A great way to prevent injuries is to prioritize stretching — best done right after you train, not before. It can be tempting to just walk off the mats into the shower, but those 10 minutes stretching on the wall when your body’s still loose and warm are the best for flexibility and preventing pulled muscles.

Last but certainly not least — if you get an injury (even a minor one) you need to take enough time off the mats to rest and recover. Jiu Jitsu will still be here when you get back!

[Easton’s Ultimate Guide To BJJ]

How often should I train?

A very common question I get asked revolves around training.

How many days should I come a week to progress?

Once again, the answer will look different depending on your goals. At Easton, we recommend coming to class at least 2-3 times a week. I’d say a minimum of 3 classes a week is enough to retain the techniques and concepts behind them and progress at a reasonable pace.

Even if BJJ does become an obsession, it’s better to train once a day at a moderate pace than train 3 times in one day extremely hard and then be out for a couple days. Training at a high intensity a few days a week will not only increase your chance of injury, but there’s also evidence to suggest it isn’t the optimal way to progress in Jiu Jitsu anyways.

Whenever we’re learning a new technique in BJJ, we tend to retain the information and get better via “sleep to sleep” instead of “rep to rep.” Meaning, whenever we do the techniques and train in class and then go home and sleep — that’s when our brains can process the information and our bodies make all the connections. The more chances we give ourselves to retain that information, the better we will get. 

Image: Matthew Barton

Supplementing BJJ with other fitness activities  

Once we do find ourselves getting into the sport, making it to the open mats and training with higher level belts, it’s not uncommon to start considering Jiu Jitsu our sole form of exercise – especially early on, when we haven’t learned how to conserve energy.

While this sport can be so physically demanding that sometimes that’s truly the case, we should all strive to have some level of additional physical fitness. This can look like going on runs, doing yoga or weight-lifting.

If you have a choice, lift weights AFTER training instead of before. You don’t want to put undue stress on your joints before doing something as physical as BJJ. Doing mobility work like yoga can also be extremely helpful for strength and flexibility.

Think of these supplemental activities as providing your body with the armor and protection you need to keep you safe from injuries and on the mats longer! The longer we spend on the mats, the better we get. 

Just show up

In most cases, the hardest part about BJJ comes back to overcoming the nerves and awkwardness that inevitably comes at the beginning of your journey and just showing up enough to where it becomes a consistent part of your life.

As a white belt, you will find yourself watching the advanced classes and thinking, “Those people are really good and I’m really bad and I doubt that I could ever catch up.” What we don’t see or tend to think about as much is that those people were once beginners on their fist days too – they just kept showing up and got better over time.
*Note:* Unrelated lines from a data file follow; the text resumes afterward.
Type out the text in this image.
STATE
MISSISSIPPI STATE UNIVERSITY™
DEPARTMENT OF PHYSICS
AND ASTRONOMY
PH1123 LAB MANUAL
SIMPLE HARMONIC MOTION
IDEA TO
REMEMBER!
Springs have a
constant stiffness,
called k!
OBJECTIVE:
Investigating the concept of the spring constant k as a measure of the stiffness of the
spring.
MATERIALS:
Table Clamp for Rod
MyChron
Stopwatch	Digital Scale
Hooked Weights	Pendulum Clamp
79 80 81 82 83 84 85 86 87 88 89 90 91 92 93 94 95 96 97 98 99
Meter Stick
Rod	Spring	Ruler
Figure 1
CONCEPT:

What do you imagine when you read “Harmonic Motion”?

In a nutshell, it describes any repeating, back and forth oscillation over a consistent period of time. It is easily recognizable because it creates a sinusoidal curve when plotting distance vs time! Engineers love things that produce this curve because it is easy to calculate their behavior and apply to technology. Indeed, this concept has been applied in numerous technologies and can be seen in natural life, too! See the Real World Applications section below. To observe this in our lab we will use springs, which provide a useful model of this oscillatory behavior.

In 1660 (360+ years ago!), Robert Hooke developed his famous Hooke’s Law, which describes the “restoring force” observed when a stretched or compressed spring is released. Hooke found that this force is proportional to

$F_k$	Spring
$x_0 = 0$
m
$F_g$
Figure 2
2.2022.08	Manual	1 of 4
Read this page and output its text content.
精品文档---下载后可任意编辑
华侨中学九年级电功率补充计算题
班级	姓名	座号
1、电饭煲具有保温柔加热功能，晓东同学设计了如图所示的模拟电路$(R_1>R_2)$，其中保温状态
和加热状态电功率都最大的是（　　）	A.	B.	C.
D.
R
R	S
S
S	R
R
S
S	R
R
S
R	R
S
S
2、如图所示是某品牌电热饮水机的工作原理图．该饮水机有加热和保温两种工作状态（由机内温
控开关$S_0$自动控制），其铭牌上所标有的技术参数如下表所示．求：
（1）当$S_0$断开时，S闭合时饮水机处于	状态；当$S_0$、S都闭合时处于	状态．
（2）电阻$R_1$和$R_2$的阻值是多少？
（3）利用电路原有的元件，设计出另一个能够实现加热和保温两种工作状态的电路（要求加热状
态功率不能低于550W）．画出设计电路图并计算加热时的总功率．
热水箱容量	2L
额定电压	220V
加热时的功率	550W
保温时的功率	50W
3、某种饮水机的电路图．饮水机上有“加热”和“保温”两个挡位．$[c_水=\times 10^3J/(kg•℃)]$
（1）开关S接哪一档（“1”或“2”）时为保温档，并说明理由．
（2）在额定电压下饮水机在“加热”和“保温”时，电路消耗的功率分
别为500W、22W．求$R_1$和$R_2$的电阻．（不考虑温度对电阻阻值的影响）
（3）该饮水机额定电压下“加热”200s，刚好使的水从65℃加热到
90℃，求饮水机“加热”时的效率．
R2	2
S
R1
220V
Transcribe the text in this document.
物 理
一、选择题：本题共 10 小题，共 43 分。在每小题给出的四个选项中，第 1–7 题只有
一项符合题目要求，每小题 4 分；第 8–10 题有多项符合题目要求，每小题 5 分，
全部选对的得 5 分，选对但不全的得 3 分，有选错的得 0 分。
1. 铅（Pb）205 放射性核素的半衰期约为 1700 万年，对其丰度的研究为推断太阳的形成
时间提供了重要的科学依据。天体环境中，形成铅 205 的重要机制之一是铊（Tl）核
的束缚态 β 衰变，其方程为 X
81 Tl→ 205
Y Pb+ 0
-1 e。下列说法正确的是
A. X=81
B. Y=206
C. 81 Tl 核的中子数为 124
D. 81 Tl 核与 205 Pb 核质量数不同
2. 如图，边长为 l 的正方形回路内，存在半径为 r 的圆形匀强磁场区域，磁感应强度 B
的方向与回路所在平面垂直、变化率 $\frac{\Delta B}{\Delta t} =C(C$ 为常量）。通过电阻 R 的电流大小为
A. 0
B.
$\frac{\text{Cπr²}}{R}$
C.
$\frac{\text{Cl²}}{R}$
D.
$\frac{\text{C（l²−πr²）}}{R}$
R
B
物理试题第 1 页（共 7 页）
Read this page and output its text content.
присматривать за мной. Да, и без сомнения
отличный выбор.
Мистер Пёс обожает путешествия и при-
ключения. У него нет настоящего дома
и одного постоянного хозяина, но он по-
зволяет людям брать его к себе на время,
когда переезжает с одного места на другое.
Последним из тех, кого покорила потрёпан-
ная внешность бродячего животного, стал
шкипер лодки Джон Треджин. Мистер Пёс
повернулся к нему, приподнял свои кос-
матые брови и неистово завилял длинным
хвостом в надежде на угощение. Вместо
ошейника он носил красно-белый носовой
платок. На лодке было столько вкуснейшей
The amount of time it takes to build competence in Jiu Jitsu can feel daunting to most of us starting out, but it’s important to realize that those years will pass regardless of whether or not we’re doing BJJ. It’s ultimately up to us to spend them wisely. 

To me, no one is “too old” to start BJJ and it can really hurt our mindset and progress, wishing we had started when we were younger.

Whatever motivated you to take in interest in Jiu Jitsu and whatever your goals are, it always starts with putting on your gi or rash guard and showing up to class. See you on the mats!